As Ofelia adjusts to her new reality, she discovers a lush fantasy world populated with fantastical creatures, such as the faun Pan, who guides her along her journey. Always a skilled colorist, del Toro casts the fantasy sequences in warmer, earthier colors, while presenting the real-world sequences in colder, sterile ones.
Washington Irving's short story “The Legend of Sleepy Hollow” has been retold dozens of times since it was first published in 1820. By the time Tim Burton adapted it in 1999, the story of Ichabod Crane's ill-fated journey through the woods had essentially become an American fable.
When designing the film, Burton lit his sets with monochromatic light and used a desaturated color scheme. This not-quite black-and-white theming gave the film an eerie, fairytale-like vibe.
One contemporary horror director known for their distinct visual style, and particularly their use of character and set design, is Guillermo del Toro.
Crimson Peak is del Toro's 2015 take on a classic gothic horror story. In it, Mia Wasikowska stars as a young woman who travels to a remote Victorian mansion with her new husband and begins having visions of the grotesque ghosts of its former inhabitants.
One staple of the horror genre is the use of the color red; it often represents (or sometimes literally is) blood, gore, and violence. In Crimson Peak, del Toro uses a seeping red clay that oozes into the mansion's halls, foreshadowing the events to come.

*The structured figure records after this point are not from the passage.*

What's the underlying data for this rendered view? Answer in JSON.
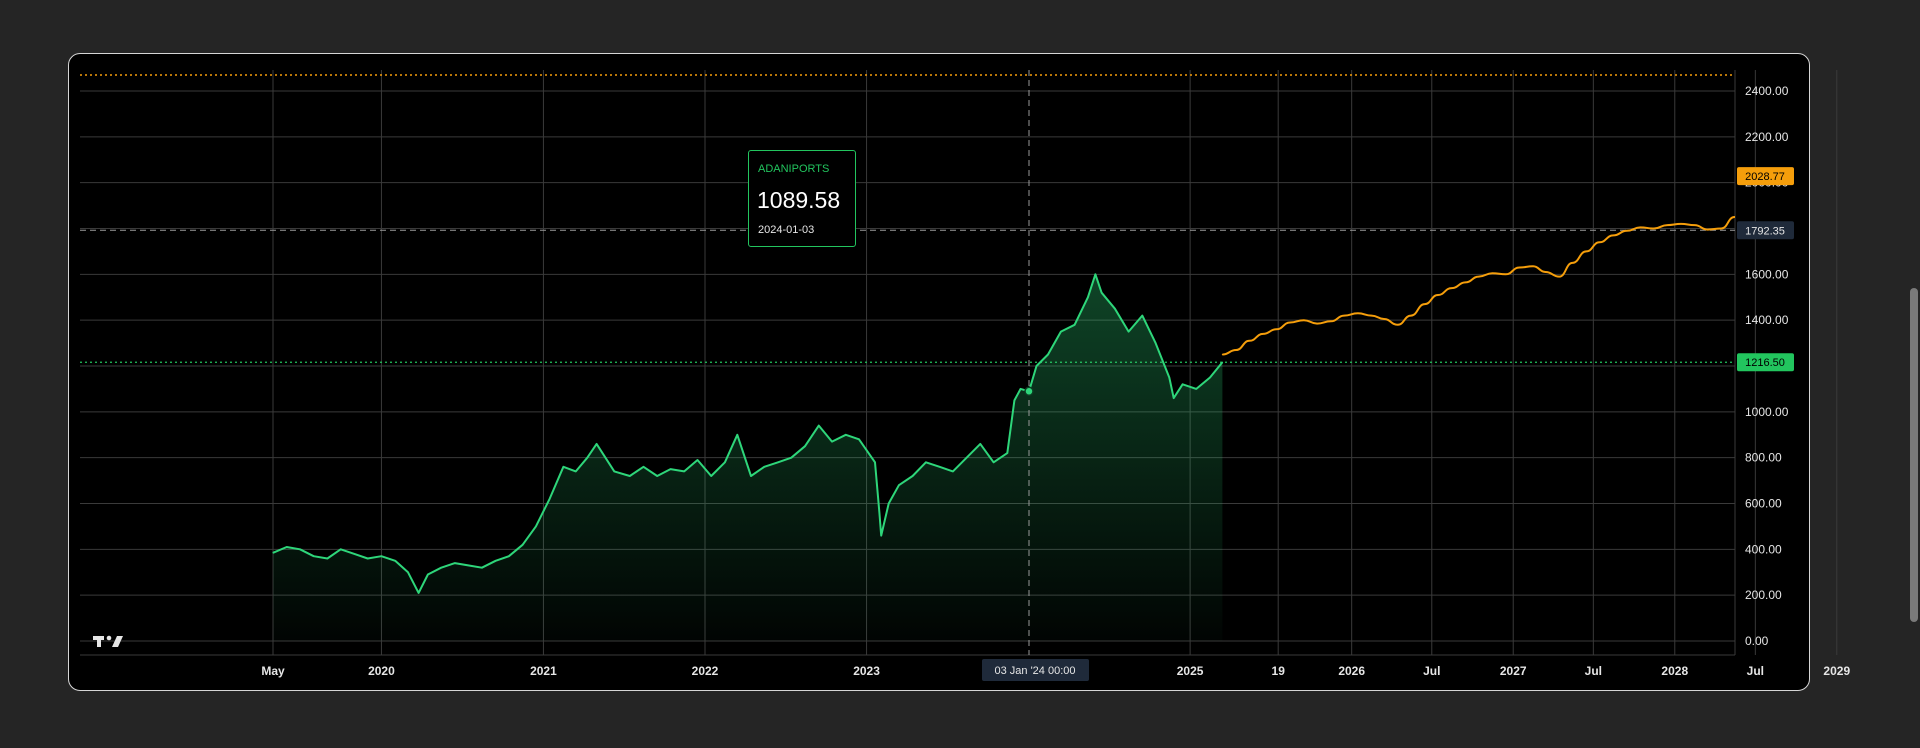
{
  "tooltip": {
    "symbol": "ADANIPORTS",
    "value": "1089.58",
    "date": "2024-01-03"
  },
  "crosshair": {
    "time_label": "03 Jan '24   00:00",
    "price_label": "1792.35"
  },
  "last_price_label": "1216.50",
  "forecast_end_label": "2028.77",
  "logo": "TV",
  "colors": {
    "background": "#000000",
    "page": "#252525",
    "grid": "#3a3a3a",
    "history_line": "#2ed67a",
    "forecast_line": "#f59e0b",
    "last_price": "#22c55e",
    "top_dotted": "#f59e0b"
  },
  "chart_data": {
    "type": "area",
    "ylim": [
      0,
      2500
    ],
    "y_ticks": [
      "0.00",
      "200.00",
      "400.00",
      "600.00",
      "800.00",
      "1000.00",
      "1200.00",
      "1400.00",
      "1600.00",
      "2000.00",
      "2200.00",
      "2400.00"
    ],
    "x_ticks": [
      "May",
      "2020",
      "2021",
      "2022",
      "2023",
      "2025",
      "19",
      "2026",
      "Jul",
      "2027",
      "Jul",
      "2028",
      "Jul",
      "2029"
    ],
    "x_tick_dates": [
      "2019-05-01",
      "2020-01-01",
      "2021-01-01",
      "2022-01-01",
      "2023-01-01",
      "2025-01-01",
      "2025-07-19",
      "2026-01-01",
      "2026-07-01",
      "2027-01-01",
      "2027-07-01",
      "2028-01-01",
      "2028-07-01",
      "2029-01-01"
    ],
    "horizontal_lines": {
      "top_dotted": 2470,
      "crosshair": 1792.35,
      "last_price": 1216.5
    },
    "crosshair_date": "2024-01-03",
    "series": [
      {
        "style": "area",
        "x": [
          "2019-05-01",
          "2019-06-01",
          "2019-07-01",
          "2019-08-01",
          "2019-09-01",
          "2019-10-01",
          "2019-11-01",
          "2019-12-01",
          "2020-01-01",
          "2020-02-01",
          "2020-03-01",
          "2020-03-25",
          "2020-04-15",
          "2020-05-15",
          "2020-06-15",
          "2020-07-15",
          "2020-08-15",
          "2020-09-15",
          "2020-10-15",
          "2020-11-15",
          "2020-12-15",
          "2021-01-15",
          "2021-02-15",
          "2021-03-15",
          "2021-04-10",
          "2021-05-01",
          "2021-06-10",
          "2021-07-15",
          "2021-08-15",
          "2021-09-15",
          "2021-10-15",
          "2021-11-15",
          "2021-12-15",
          "2022-01-15",
          "2022-02-15",
          "2022-03-15",
          "2022-04-15",
          "2022-05-15",
          "2022-06-15",
          "2022-07-15",
          "2022-08-15",
          "2022-09-15",
          "2022-10-15",
          "2022-11-15",
          "2022-12-15",
          "2023-01-20",
          "2023-01-30",
          "2023-02-03",
          "2023-02-20",
          "2023-03-15",
          "2023-04-15",
          "2023-05-15",
          "2023-06-15",
          "2023-07-15",
          "2023-08-15",
          "2023-09-15",
          "2023-10-15",
          "2023-11-15",
          "2023-12-01",
          "2023-12-15",
          "2024-01-03",
          "2024-01-20",
          "2024-02-15",
          "2024-03-15",
          "2024-04-15",
          "2024-05-15",
          "2024-06-01",
          "2024-06-15",
          "2024-07-15",
          "2024-08-15",
          "2024-09-15",
          "2024-10-15",
          "2024-11-15",
          "2024-11-25",
          "2024-12-15",
          "2025-01-15",
          "2025-02-15",
          "2025-03-15"
        ],
        "values": [
          385,
          410,
          400,
          370,
          360,
          400,
          380,
          360,
          370,
          350,
          300,
          210,
          290,
          320,
          340,
          330,
          320,
          350,
          370,
          420,
          500,
          620,
          760,
          740,
          800,
          860,
          740,
          720,
          760,
          720,
          750,
          740,
          790,
          720,
          780,
          900,
          720,
          760,
          780,
          800,
          850,
          940,
          870,
          900,
          880,
          780,
          560,
          460,
          600,
          680,
          720,
          780,
          760,
          740,
          800,
          860,
          780,
          820,
          1050,
          1100,
          1089.58,
          1200,
          1250,
          1350,
          1380,
          1500,
          1600,
          1520,
          1450,
          1350,
          1420,
          1300,
          1150,
          1060,
          1120,
          1100,
          1150,
          1216.5
        ]
      },
      {
        "style": "line",
        "x": [
          "2025-03-15",
          "2025-04-15",
          "2025-05-15",
          "2025-06-15",
          "2025-07-15",
          "2025-08-15",
          "2025-09-15",
          "2025-10-15",
          "2025-11-15",
          "2025-12-15",
          "2026-01-15",
          "2026-02-15",
          "2026-03-15",
          "2026-04-15",
          "2026-05-15",
          "2026-06-15",
          "2026-07-15",
          "2026-08-15",
          "2026-09-15",
          "2026-10-15",
          "2026-11-15",
          "2026-12-15",
          "2027-01-15",
          "2027-02-15",
          "2027-03-15",
          "2027-04-15",
          "2027-05-15",
          "2027-06-15",
          "2027-07-15",
          "2027-08-15",
          "2027-09-15",
          "2027-10-15",
          "2027-11-15",
          "2027-12-15",
          "2028-01-15",
          "2028-02-15",
          "2028-03-15",
          "2028-04-15",
          "2028-05-15",
          "2028-06-15",
          "2028-07-15",
          "2028-08-15",
          "2028-09-15",
          "2028-10-15",
          "2028-11-15",
          "2028-12-15",
          "2029-01-15",
          "2029-02-15",
          "2029-03-15",
          "2029-04-15",
          "2029-05-10"
        ],
        "values": [
          1250,
          1270,
          1310,
          1340,
          1360,
          1390,
          1400,
          1385,
          1395,
          1420,
          1430,
          1420,
          1405,
          1380,
          1420,
          1470,
          1510,
          1540,
          1565,
          1590,
          1605,
          1600,
          1630,
          1635,
          1610,
          1590,
          1650,
          1700,
          1740,
          1770,
          1790,
          1805,
          1800,
          1815,
          1820,
          1815,
          1795,
          1800,
          1850,
          1900,
          1950,
          1980,
          2000,
          2020,
          2010,
          2000,
          2030,
          2025,
          2015,
          2000,
          2028.77
        ]
      }
    ]
  }
}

The film's setting, Allerdale Hall, was completed in six months, with del Toro personally supervising the construction.
In the 2000 movie The Cell, Jennifer Lopez stars as a child psychologist who's tasked with entering the mind of Carl Rudolph Stargher, a serial killer afflicted with a virus that leaves him in a coma. Hidden somewhere inside his mind is his latest victim, whom he's kidnapped but hasn't yet killed.

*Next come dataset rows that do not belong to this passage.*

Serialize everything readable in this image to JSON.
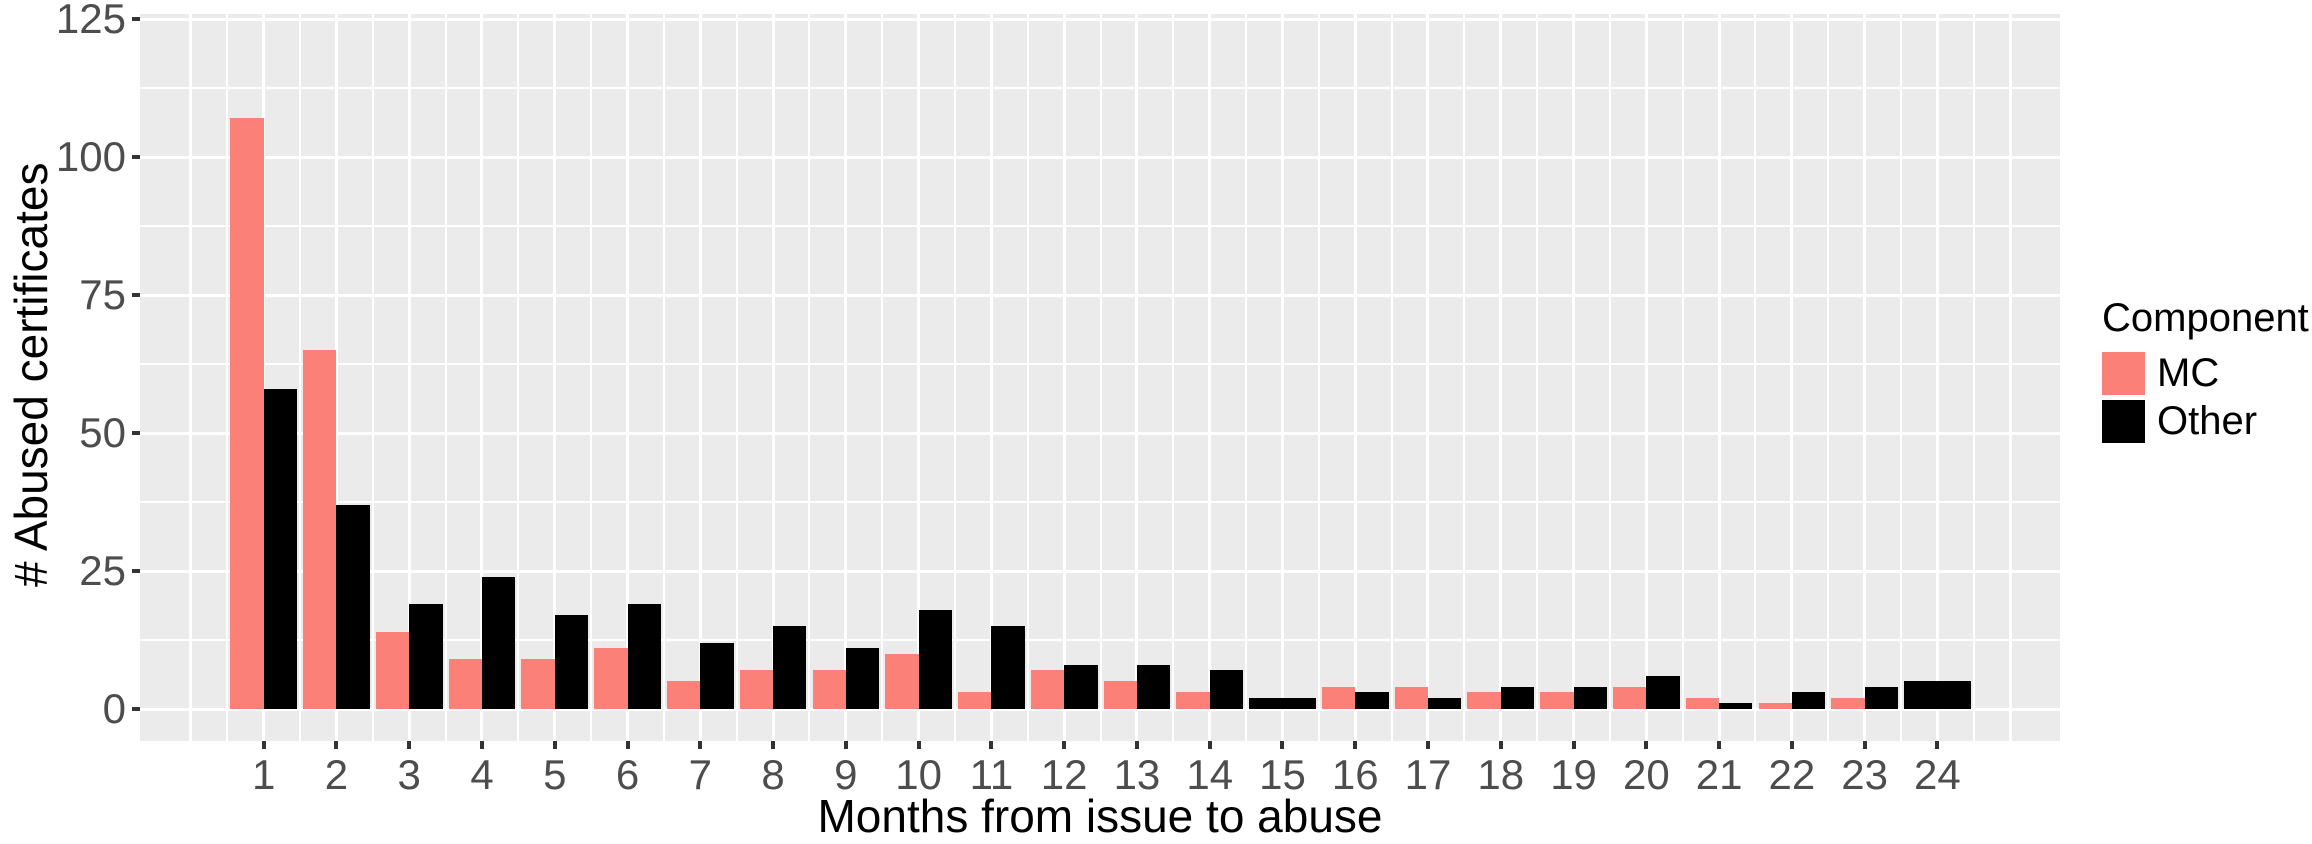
{
  "chart_data": {
    "type": "bar",
    "grouping": "dodged",
    "title": "",
    "xlabel": "Months from issue to abuse",
    "ylabel": "# Abused certificates",
    "categories": [
      "1",
      "2",
      "3",
      "4",
      "5",
      "6",
      "7",
      "8",
      "9",
      "10",
      "11",
      "12",
      "13",
      "14",
      "15",
      "16",
      "17",
      "18",
      "19",
      "20",
      "21",
      "22",
      "23",
      "24"
    ],
    "series": [
      {
        "name": "MC",
        "color": "#FA8078",
        "values": [
          107,
          65,
          14,
          9,
          9,
          11,
          5,
          7,
          7,
          10,
          3,
          7,
          5,
          3,
          null,
          4,
          4,
          3,
          3,
          4,
          2,
          1,
          2,
          null
        ]
      },
      {
        "name": "Other",
        "color": "#000000",
        "values": [
          58,
          37,
          19,
          24,
          17,
          19,
          12,
          15,
          11,
          18,
          15,
          8,
          8,
          7,
          2,
          3,
          2,
          4,
          4,
          6,
          1,
          3,
          4,
          5
        ]
      }
    ],
    "legend": {
      "title": "Component",
      "position": "right"
    },
    "y_axis": {
      "tick_values": [
        0,
        25,
        50,
        75,
        100,
        125
      ],
      "tick_labels": [
        "0",
        "25",
        "50",
        "75",
        "100",
        "125"
      ],
      "minor_tick_values": [
        12.5,
        37.5,
        62.5,
        87.5,
        112.5
      ],
      "ylim": [
        0,
        131.5
      ]
    },
    "x_axis": {
      "tick_labels": [
        "1",
        "2",
        "3",
        "4",
        "5",
        "6",
        "7",
        "8",
        "9",
        "10",
        "11",
        "12",
        "13",
        "14",
        "15",
        "16",
        "17",
        "18",
        "19",
        "20",
        "21",
        "22",
        "23",
        "24"
      ]
    },
    "style": {
      "panel_background": "#EBEBEB",
      "grid_color": "#FFFFFF",
      "tick_label_color": "#4D4D4D",
      "axis_title_color": "#000000"
    },
    "note_single_series_months": "Months 15 and 24 have only an Other bar drawn at double width"
  }
}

Much of the film takes place within Stargher's mind, which is locked in a dreamlike state. While The Cell's story isn't much to write home about, it offers up a visual feast of surreal landscapes, outlandish costumes, and out-of-this-world makeup effects.
Tarsem Singh directed the film and went on to direct other aesthetically fascinating films like Mirror, Mirror and The Fall.
Ari Aster's second feature film, Midsommar, follows a group of self-centered American grad students who stay with the Hårga, an old-fashioned rural community living on a commune in Sweden.
Soon, the students discover that the commune's seemingly idyllic exterior hides a brutal reality: Not only do they conduct human sacrifices, they're willing to kill anyone who threatens their way of life, or even their values.
Besides the film's characteristic use of bright daylight and blooming flowers, one of Midsommar's most striking features is its use of folk art. The Hårga's community is adorned with paintings of their legends and rituals - many of which foreshadow the fates of the grad students.
“It’s like the script for the movie in image form,” said Swedish artist Ragnar Persson, who created the artwork. He was inspired by murals painted on 1800s Swedish farming villages, which were used to pass along knowledge about the community's fertility rituals.
Creature features can, in fact, push the envelope artistically, and a movie like Annihilation proves it. The 2018 film stars Natalie Portman as a biologist and ex-soldier who joins a team of researchers to enter a mysterious area called “The Shimmer."
The Shimmer is a reality-bending region surrounding a recently crashed meteor, and it's home to all sorts of nasties, like giant mutant crocodiles and human-plant hybrids.
Director Alex Garland and visual effects supervisor Andrew Whitehurst were inspired to take a scientific approach to their sci-fi, using real-world biology as the basis of their designs. In particular, Whitehurst used "electron-microscope imagery of cells, a lot of mathematical practical shapes, a lot of reference imagery of things like lichens, spores, and mold growing."